The gravitational potential energy formula PE = mgh calculates stored energy based on height.
Essential for energy conservation problems.

The Formula

PE = mgh

Gravitational potential energy is the energy stored in an object due to its height above a reference point. The higher the object, the more potential energy it has.

Variables

SymbolMeaning
PEPotential energy (measured in joules, J)
mMass of the object (measured in kilograms, kg)
gAcceleration due to gravity (9.81 m/s² on Earth)
hHeight above the reference point (measured in meters, m)

Example 1

A 5 kg book sits on a shelf 2.5 m above the floor. What is its potential energy?

Identify the values: m = 5 kg, g = 9.81 m/s², h = 2.5 m

Apply the formula: PE = mgh = 5 × 9.81 × 2.5

PE = 122.625 J (approximately 122.6 J)

Example 2

A roller coaster car has 294,300 J of potential energy at the top of a 30 m hill. What is the mass of the car?

Rearrange: m = PE / (gh)

m = 294,300 / (9.81 × 30) = 294,300 / 294.3

m = 1,000 kg

When to Use It

Use the potential energy formula when dealing with objects at height.

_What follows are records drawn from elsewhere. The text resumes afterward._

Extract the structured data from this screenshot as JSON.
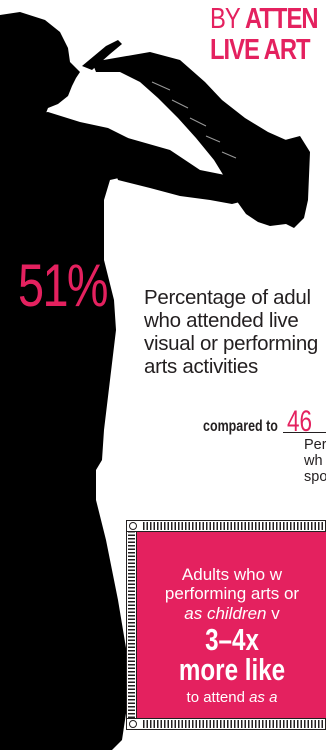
{
  "headline": {
    "line1_prefix": "BY",
    "line1_bold": "ATTEN",
    "line2": "LIVE ART"
  },
  "stat": {
    "percent": "51%",
    "description": "Percentage of adul\nwho attended live\nvisual or performing\narts activities",
    "compared_label": "compared to",
    "compared_value": "46",
    "compared_description": "Per\nwh\nspo"
  },
  "panel": {
    "line1": "Adults who w",
    "line2": "performing arts or",
    "line3_italic": "as children",
    "line3_rest": "v",
    "multiplier": "3–4x",
    "more_likely": "more like",
    "attend_prefix": "to attend",
    "attend_italic": "as a",
    "accent_color": "#e4215f"
  },
  "colors": {
    "accent": "#e4215f",
    "silhouette": "#000000",
    "text": "#231f20"
  },
  "icons": {
    "figure": "saxophone-player-silhouette-icon"
  }
}
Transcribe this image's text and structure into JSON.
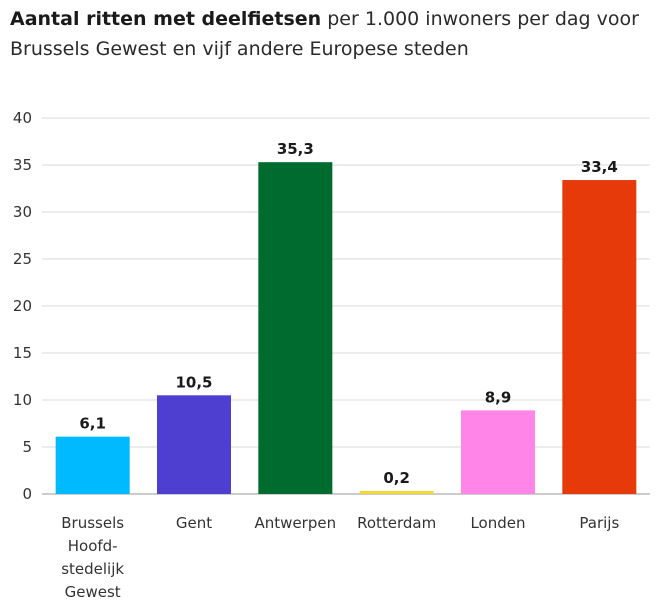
{
  "chart_data": {
    "type": "bar",
    "title_bold": "Aantal ritten met deelfietsen",
    "title_rest": "per 1.000 inwoners per dag voor Brussels Gewest en vijf andere Europese steden",
    "categories": [
      [
        "Brussels",
        "Hoofd-",
        "stedelijk",
        "Gewest"
      ],
      [
        "Gent"
      ],
      [
        "Antwerpen"
      ],
      [
        "Rotterdam"
      ],
      [
        "Londen"
      ],
      [
        "Parijs"
      ]
    ],
    "values": [
      6.1,
      10.5,
      35.3,
      0.2,
      8.9,
      33.4
    ],
    "value_labels": [
      "6,1",
      "10,5",
      "35,3",
      "0,2",
      "8,9",
      "33,4"
    ],
    "colors": [
      "#00baff",
      "#4f3fd1",
      "#006b2f",
      "#f4d83a",
      "#ff85e8",
      "#e63a0a"
    ],
    "yticks": [
      0,
      5,
      10,
      15,
      20,
      25,
      30,
      35,
      40
    ],
    "ylim": [
      0,
      40
    ],
    "xlabel": "",
    "ylabel": "",
    "grid": true
  }
}
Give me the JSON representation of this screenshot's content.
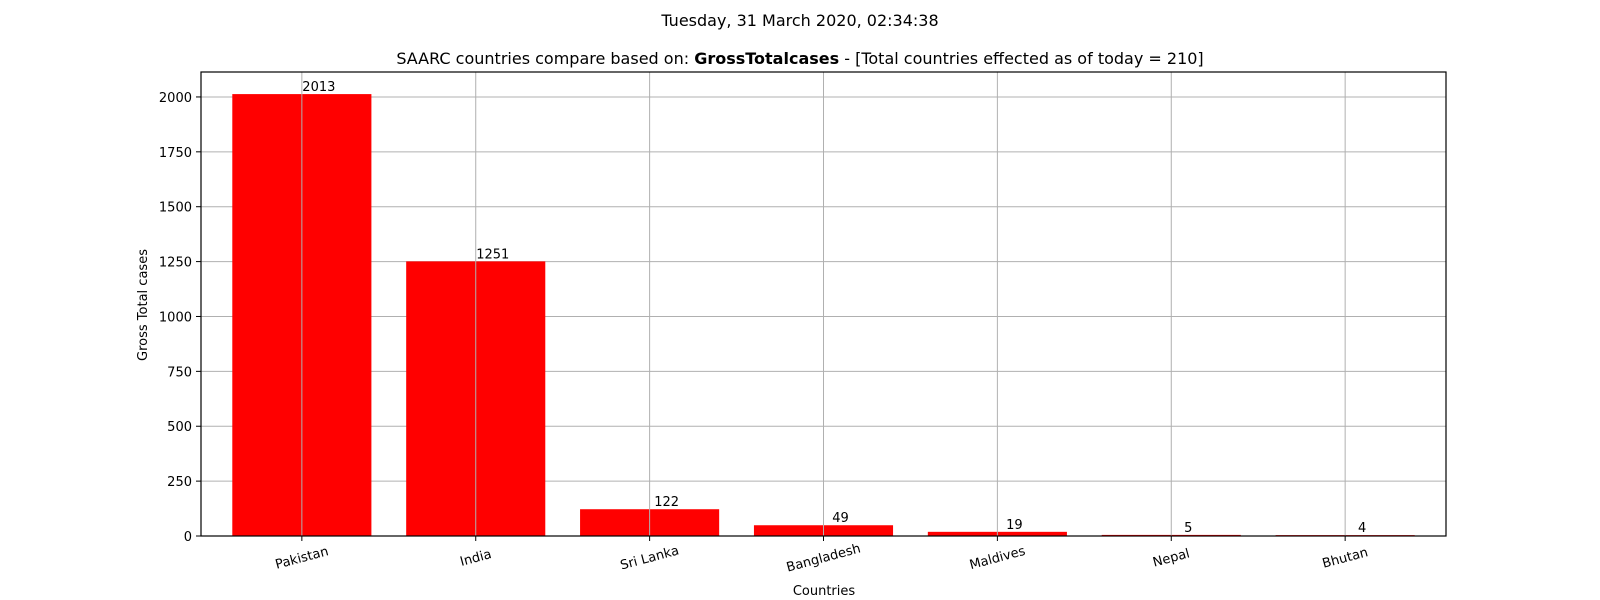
{
  "suptitle": "Tuesday, 31 March 2020, 02:34:38",
  "title": {
    "prefix": "SAARC countries compare based on: ",
    "bold": "GrossTotalcases",
    "suffix": " - [Total countries effected as of today = 210]"
  },
  "chart_data": {
    "type": "bar",
    "categories": [
      "Pakistan",
      "India",
      "Sri Lanka",
      "Bangladesh",
      "Maldives",
      "Nepal",
      "Bhutan"
    ],
    "values": [
      2013,
      1251,
      122,
      49,
      19,
      5,
      4
    ],
    "data_labels": [
      "2013",
      "1251",
      "122",
      "49",
      "19",
      "5",
      "4"
    ],
    "xlabel": "Countries",
    "ylabel": "Gross Total cases",
    "ylim": [
      0,
      2113.65
    ],
    "yticks": [
      0,
      250,
      500,
      750,
      1000,
      1250,
      1500,
      1750,
      2000
    ],
    "ytick_labels": [
      "0",
      "250",
      "500",
      "750",
      "1000",
      "1250",
      "1500",
      "1750",
      "2000"
    ],
    "grid": true,
    "bar_color": "#ff0000",
    "xtick_rotation": "slight"
  }
}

  • Calculating stored energy before an object falls
  • Energy conservation problems (PE converting to KE)
  • Determining the height needed to achieve a certain energy
  • Roller coasters, waterfalls, falling objects, and lifting problems

Key Notes

  • Gravitational PE: PE = mgh: m is mass (kg), g ≈ 9.81 m/s² (surface gravity), h is height above the reference level (m). The reference level (h = 0) can be chosen at any convenient point — only changes in PE are physically meaningful.
  • Elastic (spring) PE: PE = ½kx²: For a spring with constant k compressed or stretched by distance x. Unlike gravitational PE, elastic PE is always positive because it depends on x² — the spring stores energy whether stretched or compressed.
  • Conservation of mechanical energy: In the absence of friction, KE + PE = constant. A falling object converts gravitational PE to kinetic energy. At the lowest point, PE is minimum and KE is maximum.
  • PE is relative, not absolute: Only differences in PE matter — PE = mgh at a cliff edge means nothing until you define the reference height. Setting PE = 0 at the ground is conventional but not required.
  • Gravitational PE at large distances: At heights comparable to Earth's radius, PE = −GMm/r (negative because it's attractive). Near the surface, the simpler PE = mgh is a linear approximation valid for h ≪ R_Earth.